What makes these hard hearts? Finding warmth in King Lear
King Lear – Olivier @ National Theatre, until 28 May 2014
King Lear, in its monumental scale and overwhelming desolation, is a play that can defeat its audience. It continues to stand alone as the greatest of tragedies due to Shakespeare’s seamless transition from initial personal tragedy to something that contemplates human suffering at a universal level. It may be commonplace to reference the existential nature of the latter stages of King Lear but it is only within the last hundred years that the world has caught up with what Shakespeare was thinking when he wrote of Gloucester and Tom atop the cliff that never was or gave voice to the depths of Lear’s madness.
That Shakespeare was writing a play set in the years before England had become England, taking his sources from the Middle Ages and developing interior thoughts that would only be given a name four hundred years later gives an idea of the totality of the play and its all-encompassing nature. Indeed our understanding of the importance of the play appears to be only increasing over time; as Jonathan Bate notes, King Lear it has been performed more times in the previous fifty years than in the preceding three hundred and fifty.

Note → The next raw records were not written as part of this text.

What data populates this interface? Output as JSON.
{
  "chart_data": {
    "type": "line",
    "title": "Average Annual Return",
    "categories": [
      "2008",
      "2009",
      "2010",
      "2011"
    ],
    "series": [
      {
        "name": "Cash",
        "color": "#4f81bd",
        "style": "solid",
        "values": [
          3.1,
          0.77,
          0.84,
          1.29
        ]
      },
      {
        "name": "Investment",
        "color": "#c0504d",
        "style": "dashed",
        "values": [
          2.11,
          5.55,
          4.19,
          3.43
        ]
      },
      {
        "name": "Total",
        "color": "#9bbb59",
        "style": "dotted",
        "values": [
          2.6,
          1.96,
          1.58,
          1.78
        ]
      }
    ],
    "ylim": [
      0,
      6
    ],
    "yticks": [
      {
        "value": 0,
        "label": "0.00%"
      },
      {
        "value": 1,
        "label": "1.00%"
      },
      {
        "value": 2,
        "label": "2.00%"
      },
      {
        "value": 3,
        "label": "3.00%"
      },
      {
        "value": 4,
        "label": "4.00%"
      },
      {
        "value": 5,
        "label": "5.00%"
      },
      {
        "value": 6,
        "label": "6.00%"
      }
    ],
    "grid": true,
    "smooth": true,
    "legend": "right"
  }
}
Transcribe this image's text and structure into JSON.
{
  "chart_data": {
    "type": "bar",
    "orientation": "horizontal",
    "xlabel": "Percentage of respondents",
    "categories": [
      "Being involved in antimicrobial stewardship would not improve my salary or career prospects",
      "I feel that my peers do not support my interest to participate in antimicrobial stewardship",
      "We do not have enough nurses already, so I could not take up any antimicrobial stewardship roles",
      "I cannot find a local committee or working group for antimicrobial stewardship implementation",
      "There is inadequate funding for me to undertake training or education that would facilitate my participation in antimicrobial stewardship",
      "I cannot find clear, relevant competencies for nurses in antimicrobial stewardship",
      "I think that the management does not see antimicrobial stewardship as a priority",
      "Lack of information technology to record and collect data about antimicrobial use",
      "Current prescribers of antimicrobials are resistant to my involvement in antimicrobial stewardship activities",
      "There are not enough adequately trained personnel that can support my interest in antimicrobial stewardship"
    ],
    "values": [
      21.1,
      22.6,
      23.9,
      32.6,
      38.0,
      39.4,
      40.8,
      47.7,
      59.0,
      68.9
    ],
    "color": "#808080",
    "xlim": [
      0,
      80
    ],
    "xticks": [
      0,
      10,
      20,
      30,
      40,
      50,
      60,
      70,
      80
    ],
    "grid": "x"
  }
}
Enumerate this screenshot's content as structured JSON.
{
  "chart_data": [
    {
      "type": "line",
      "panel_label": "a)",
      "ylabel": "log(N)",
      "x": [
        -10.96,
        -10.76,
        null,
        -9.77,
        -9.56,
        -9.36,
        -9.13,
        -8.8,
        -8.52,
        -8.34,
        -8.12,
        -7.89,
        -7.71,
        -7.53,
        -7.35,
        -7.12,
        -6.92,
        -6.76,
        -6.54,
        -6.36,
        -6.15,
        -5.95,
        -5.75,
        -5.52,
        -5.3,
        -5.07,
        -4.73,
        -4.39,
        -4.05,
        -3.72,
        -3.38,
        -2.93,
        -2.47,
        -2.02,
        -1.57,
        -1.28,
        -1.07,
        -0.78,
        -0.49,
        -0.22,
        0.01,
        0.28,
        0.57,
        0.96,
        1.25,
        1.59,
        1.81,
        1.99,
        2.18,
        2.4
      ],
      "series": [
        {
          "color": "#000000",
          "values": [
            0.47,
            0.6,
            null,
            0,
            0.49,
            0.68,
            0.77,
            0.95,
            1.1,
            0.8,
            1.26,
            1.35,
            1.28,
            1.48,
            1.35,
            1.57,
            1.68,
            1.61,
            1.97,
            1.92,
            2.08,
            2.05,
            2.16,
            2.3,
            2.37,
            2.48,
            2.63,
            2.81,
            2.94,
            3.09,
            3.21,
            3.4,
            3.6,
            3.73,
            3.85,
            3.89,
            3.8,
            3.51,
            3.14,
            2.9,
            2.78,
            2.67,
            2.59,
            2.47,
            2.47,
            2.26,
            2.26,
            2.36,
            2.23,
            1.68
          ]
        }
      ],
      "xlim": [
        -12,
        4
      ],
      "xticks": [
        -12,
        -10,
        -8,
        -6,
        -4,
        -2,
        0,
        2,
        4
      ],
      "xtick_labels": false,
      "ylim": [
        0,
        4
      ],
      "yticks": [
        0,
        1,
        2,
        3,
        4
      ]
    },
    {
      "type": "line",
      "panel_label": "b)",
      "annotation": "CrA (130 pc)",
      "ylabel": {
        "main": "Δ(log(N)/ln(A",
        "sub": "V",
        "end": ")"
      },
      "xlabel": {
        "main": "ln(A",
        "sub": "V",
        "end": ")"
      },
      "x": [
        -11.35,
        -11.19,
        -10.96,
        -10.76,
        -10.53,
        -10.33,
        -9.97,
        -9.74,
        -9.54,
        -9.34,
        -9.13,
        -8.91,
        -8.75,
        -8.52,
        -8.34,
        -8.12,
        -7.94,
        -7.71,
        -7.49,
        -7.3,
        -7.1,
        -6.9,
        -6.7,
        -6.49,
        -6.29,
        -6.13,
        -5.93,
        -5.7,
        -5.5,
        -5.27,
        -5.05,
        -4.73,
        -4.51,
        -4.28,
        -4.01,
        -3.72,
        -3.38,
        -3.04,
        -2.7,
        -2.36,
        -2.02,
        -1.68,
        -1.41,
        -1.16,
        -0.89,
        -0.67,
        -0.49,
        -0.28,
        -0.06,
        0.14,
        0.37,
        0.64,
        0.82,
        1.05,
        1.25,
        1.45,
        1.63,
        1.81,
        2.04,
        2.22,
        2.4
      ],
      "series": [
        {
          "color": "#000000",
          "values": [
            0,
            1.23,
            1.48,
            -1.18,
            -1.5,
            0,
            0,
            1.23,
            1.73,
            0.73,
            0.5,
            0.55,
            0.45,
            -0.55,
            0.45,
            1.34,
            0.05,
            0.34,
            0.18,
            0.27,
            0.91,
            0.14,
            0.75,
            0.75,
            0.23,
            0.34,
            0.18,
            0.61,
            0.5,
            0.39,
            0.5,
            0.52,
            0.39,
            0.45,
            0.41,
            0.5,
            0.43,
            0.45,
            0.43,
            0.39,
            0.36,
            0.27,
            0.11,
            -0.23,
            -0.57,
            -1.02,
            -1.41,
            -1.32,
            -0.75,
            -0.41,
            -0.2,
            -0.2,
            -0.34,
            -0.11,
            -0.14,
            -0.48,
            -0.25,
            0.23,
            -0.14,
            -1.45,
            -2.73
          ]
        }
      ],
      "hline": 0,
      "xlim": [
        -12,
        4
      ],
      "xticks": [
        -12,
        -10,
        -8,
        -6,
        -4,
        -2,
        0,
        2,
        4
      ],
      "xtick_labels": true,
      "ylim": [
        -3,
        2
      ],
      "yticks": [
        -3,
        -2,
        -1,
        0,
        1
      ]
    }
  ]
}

Famously Samuel Johnson could not bring himself to re-read the play until forced into doing so by his role as an editor and even to audiences inured to a global world of senseless cruelty and terrible injustice, Shakespeare decision to move away from the original chronicles and deny his characters and his audience one final redemptive moment is both shocking and hard to bear.
It is as if Shakespeare determined to summon up all the miseries of the world and present them in the most elegantly poetical language so that those listening could not close their ears. To make matters worse this is not the tragedy of Euripides or Sophocles; events in Lear’s England do not hinge on the fickle nature of the gods, rather they are summoned into being by a mankind fully in control of their own destiny.
Shakespeare repeatedly shows that in a world without divine intervention suffering falls, without mercy, upon the just and the unjust alike. As we see Lear crumble and Gloucester blinded Shakespeare refuses to relent and even uses Edgar, in the persona of Mad Tom, for a piece of audacious foreshadowing of the horrors to come. By telling the audience that ‘…the worst is not / so long as we can say ‘this is the worst’’ [IV.i] we can hardly claimed to not have been warned.
Is it any wonder that for almost 150 years an alternative version in which the play ends with Cordelia marrying Edgar was the preferred version? What audience could countenance such grotesque horror without the possibility of redemption?
There is so much contained within the play that the role of the director is absolutely central to any production of King Lear. If the director has in mind an actor then it is likely he has already determined how his Lear should be. Sam Mendes and Simon Russell Beale have a long and fertile history, and a production of this scale must have been on the cards for some time.
One may argue that, at 53, Simon Russell Beale is too young to play Lear and one consequence is that makes the decision to pass his kingdom to the next generation seem even more short-sighted than usual. However the reverse of this is that there is always the tantalising prospect that he may one day return to the role with the wisdom of two further decades behind him.
Mendes introduces us to Lear’s England with a striking opening image; the Olivier space dominated by what appears to be a huge solar eclipse. Other reviews have mentioned its similarity to the eye of Sauron in the Lord of Rings films and it is unlikely that Mendes, no stranger to cinema, missed this clear reference point. Yet the recognition of such a link may be no bad thing as it acts as a subtle primer for the obsession with eyes and sight that exists in King Lear and affixes the notion into the audience; we are to enter a world where even the sun can become blind, so what hope for mere humans.
The image, reminiscent of a giant 0, can be seen to reflect Shakespeare’s repeated reference to ‘nothing’ within the text. In the opening scene Cordelia’s nothing, repeated by Lear as ‘nothing will come of nothing, speak again’ [I.i] begins this trend and we will later have Gloucester’s ‘This great world / Shall so wear out to naught’ [IV.vi]. Lear himself will find himself with nothing after having everything and Gloucester loss of sight is another form of encountering nothingness. King Lear is a play where people suffer the worst privations and are gradually reduced until almost nothing remains; Gloucester is stripped of his sight, Lear his mind, Edgar his status and the Fool and Cordelia, the two characters who perhaps exude the greatest moral worth, are stripped of their lives.